Monday, September 10, 2012

Give me speech



If thou wouldst have me speak, Lord, give me speech.

So many cries are uttered now-a-days,
That scarce a song, however clear and true,
Will thread the jostling tumult safe, and reach
The ears of men buz-filled with poor denays:
Barb thou my words with light, make my song new,
And men will hear, or when I sing or preach.

George MacDonald, in The Diary of an Old Soul, Sept 10th.  



'denays' - denials, refusals. 

The first 'or' in the last line probably means 'either'

Tuesday, September 04, 2012

Unapologetic


Early on in this I compared beginning to believe to falling in love, and the way that faith settles down in a life is also very like the way that the first dizzy-intense phase of attraction settles (if it does) into a relationship.  Rapture develops into routine, a process which keeps its customary doubleness where religion is concerned.  It’s both loss and gain together, with excitement dwindling and trust growing; like all human ties, it constricts at the same time as it supports, ruling out other choices by the very act of being a choice.  

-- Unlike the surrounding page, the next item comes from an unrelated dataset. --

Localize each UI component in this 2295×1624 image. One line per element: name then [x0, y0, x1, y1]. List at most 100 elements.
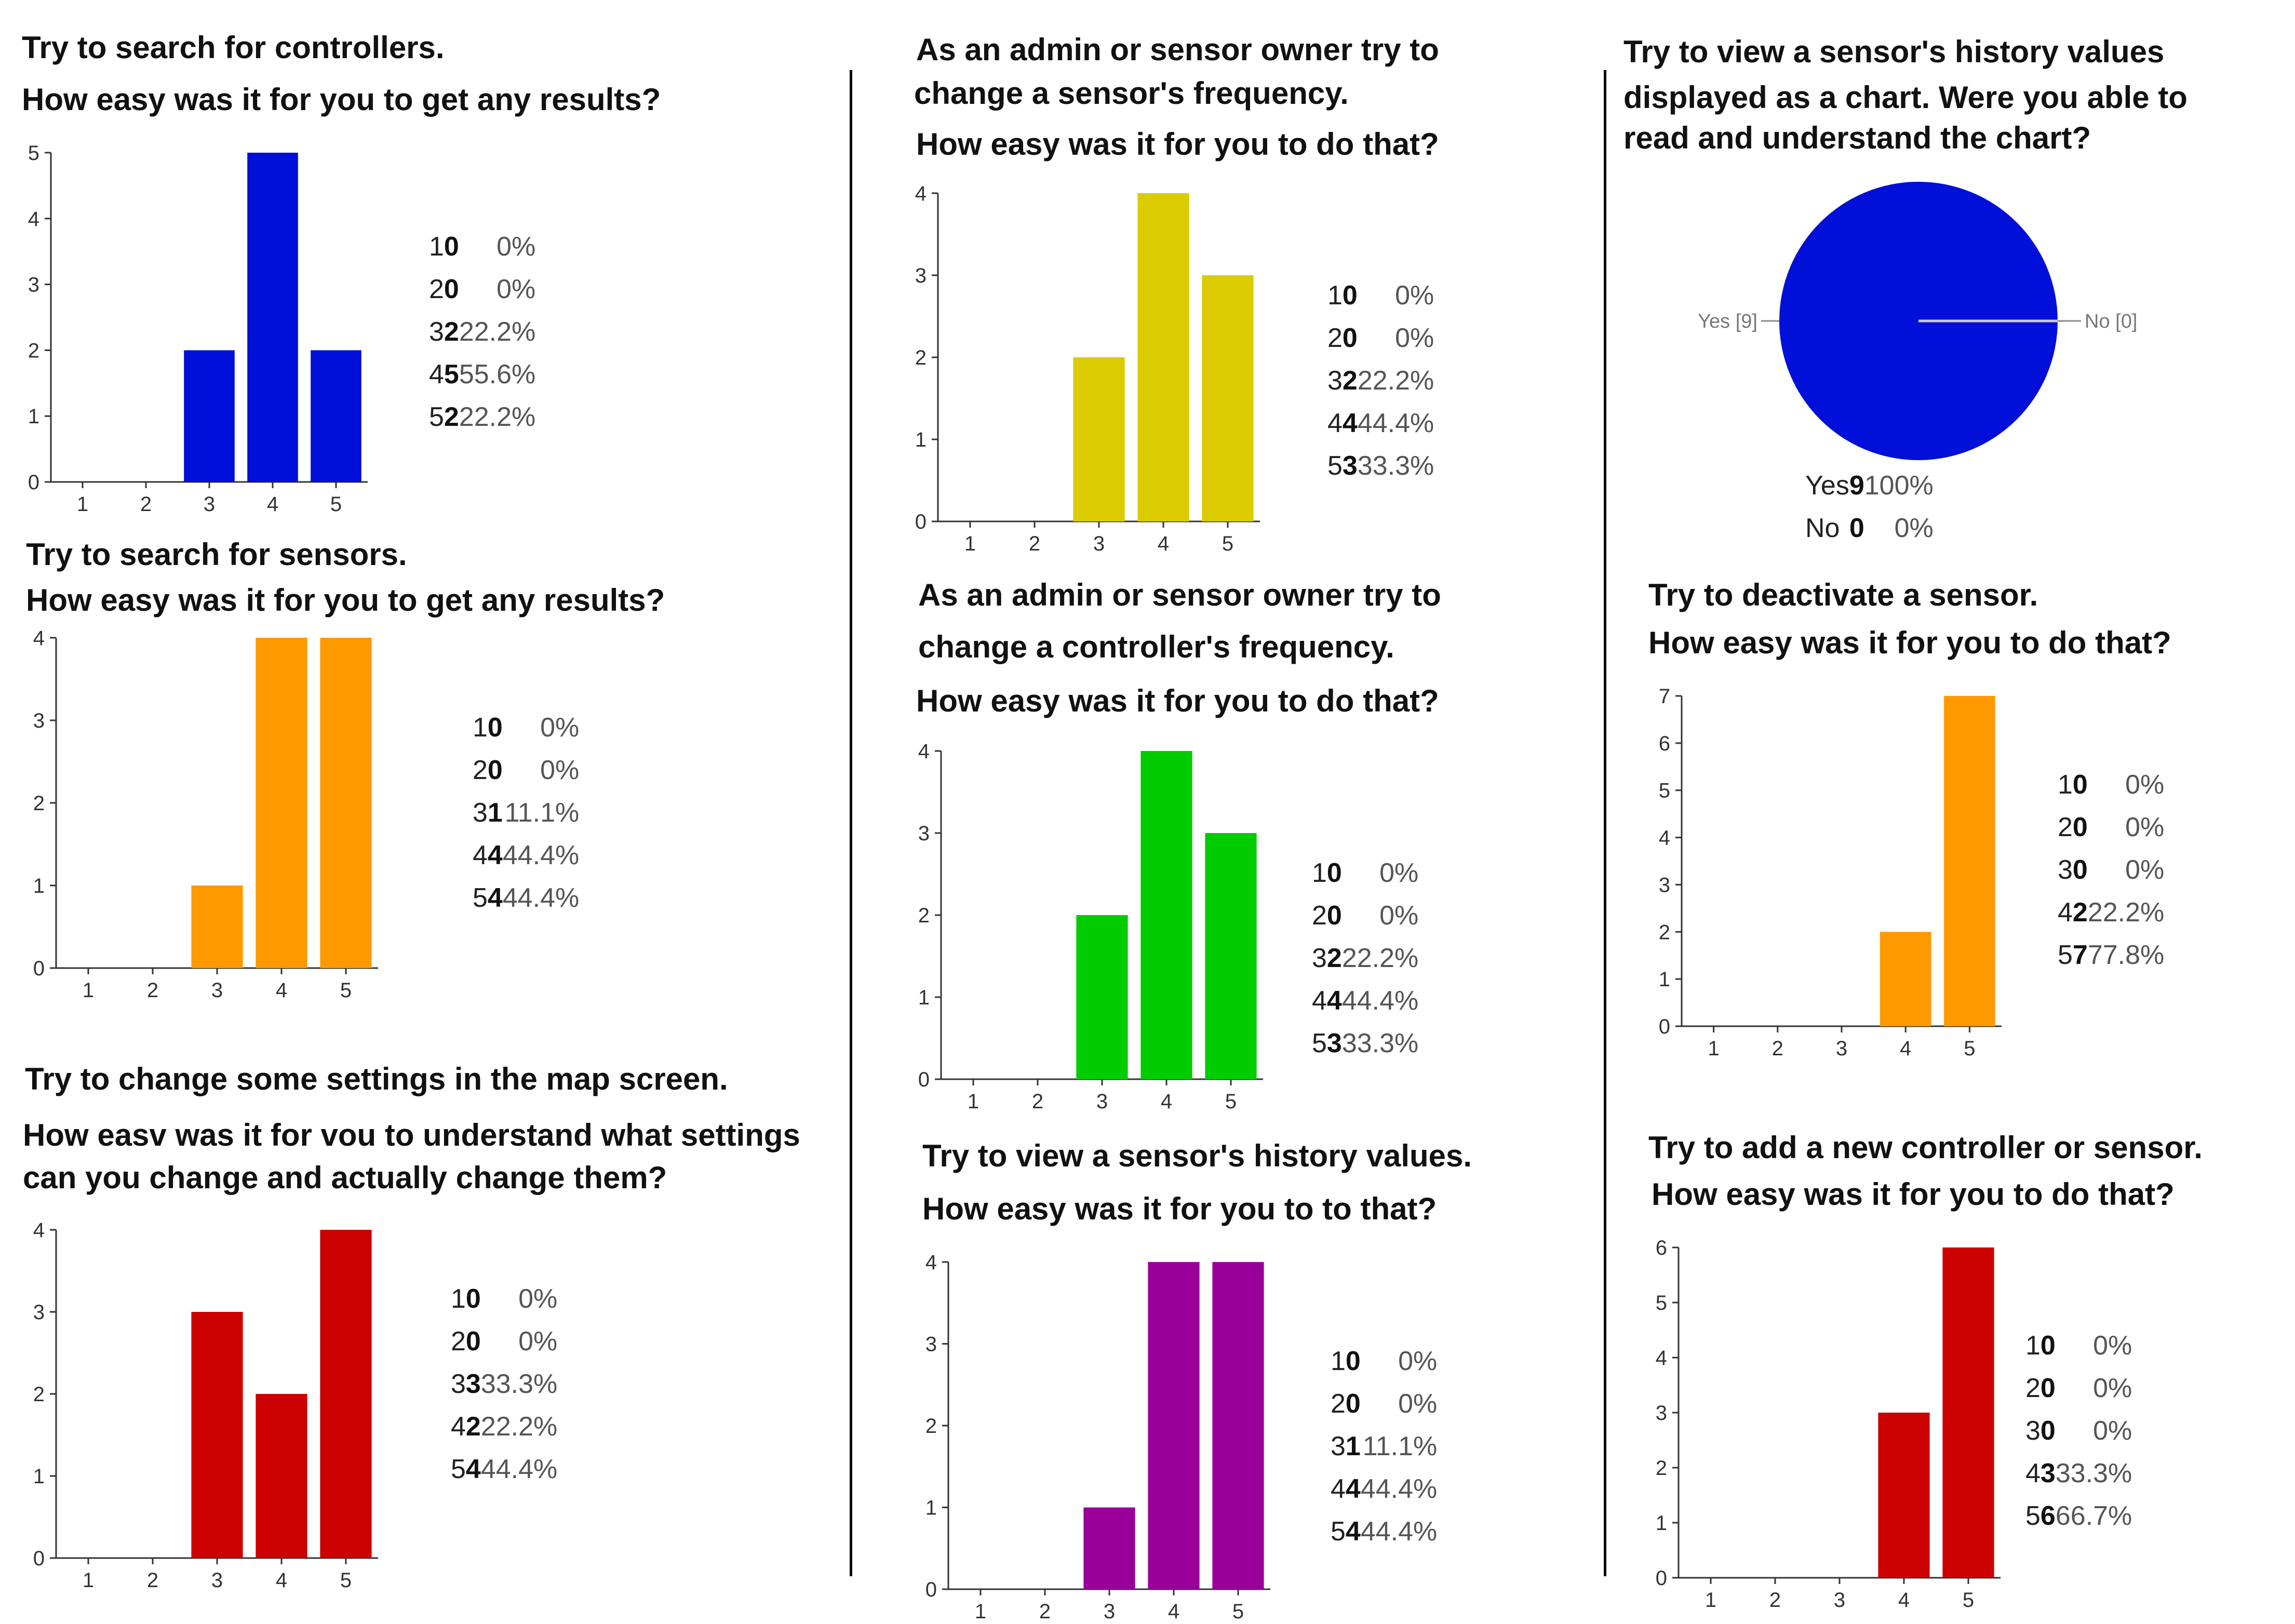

And so as with any commitment, there are times when you notice the limit on your theoretical freedom more than you feel what the attachment is giving you, and then it tends to be habit, or the awareness of a promise given, that keeps you trying.  God makes an elusive lover.  The unequivocal blaze of His presence may come rarely or not at all, for years and years – and in any case cannot be commanded, will not ever present itself tamely to order.  He-doesn’t-exist-the-bastard may be much more your daily experience than anything even faintly rapturous.  

And yet, and yet.  He may come at any moment, when and how you least expect it, and that somehow slightly colours every moment in the mass of moments when he doesn’t come.  And grace, you come to recognise, never stops, whether you presently feel it or not.  You never stop doubting – how could you? – but you learn to live with doubt and faith unresolved, because unresolvable.  So you don’t keep digging the relationship up to see how its roots are doing.  You may have crises of faith but you don’t, on the whole, ask it to account for itself philosophically from first principles every morning, any more than you subject your relations with your human significant other to daily cost-benefit analysis.  You accept it as one of the givens of your life.  You learn from it the slow rewards of fidelity.  You watch as the repetition of Christmases and Easters, births and deaths and resurrections, scratches on the linear time of your life a rough little model of His permanence.  You discover that repetition itself, curiously, is not the enemy of spontaneity, but maybe even its enabler.  Saying the same prayers again and again, pacing your body again and again through the set movements of faith, somehow helps keep the door ajar through which He may come.  The words may strike you as ecclesiastical blah nine times in ten, or ninety-nine times in a hundred, and then be transformed, and then have the huge fresh wind blowing through them into your little closed room.  And meanwhile you make faith your vantage point, your habitual place to stand.  And you get used to the way the human landscape looks from there: re-oriented, re-organised, different.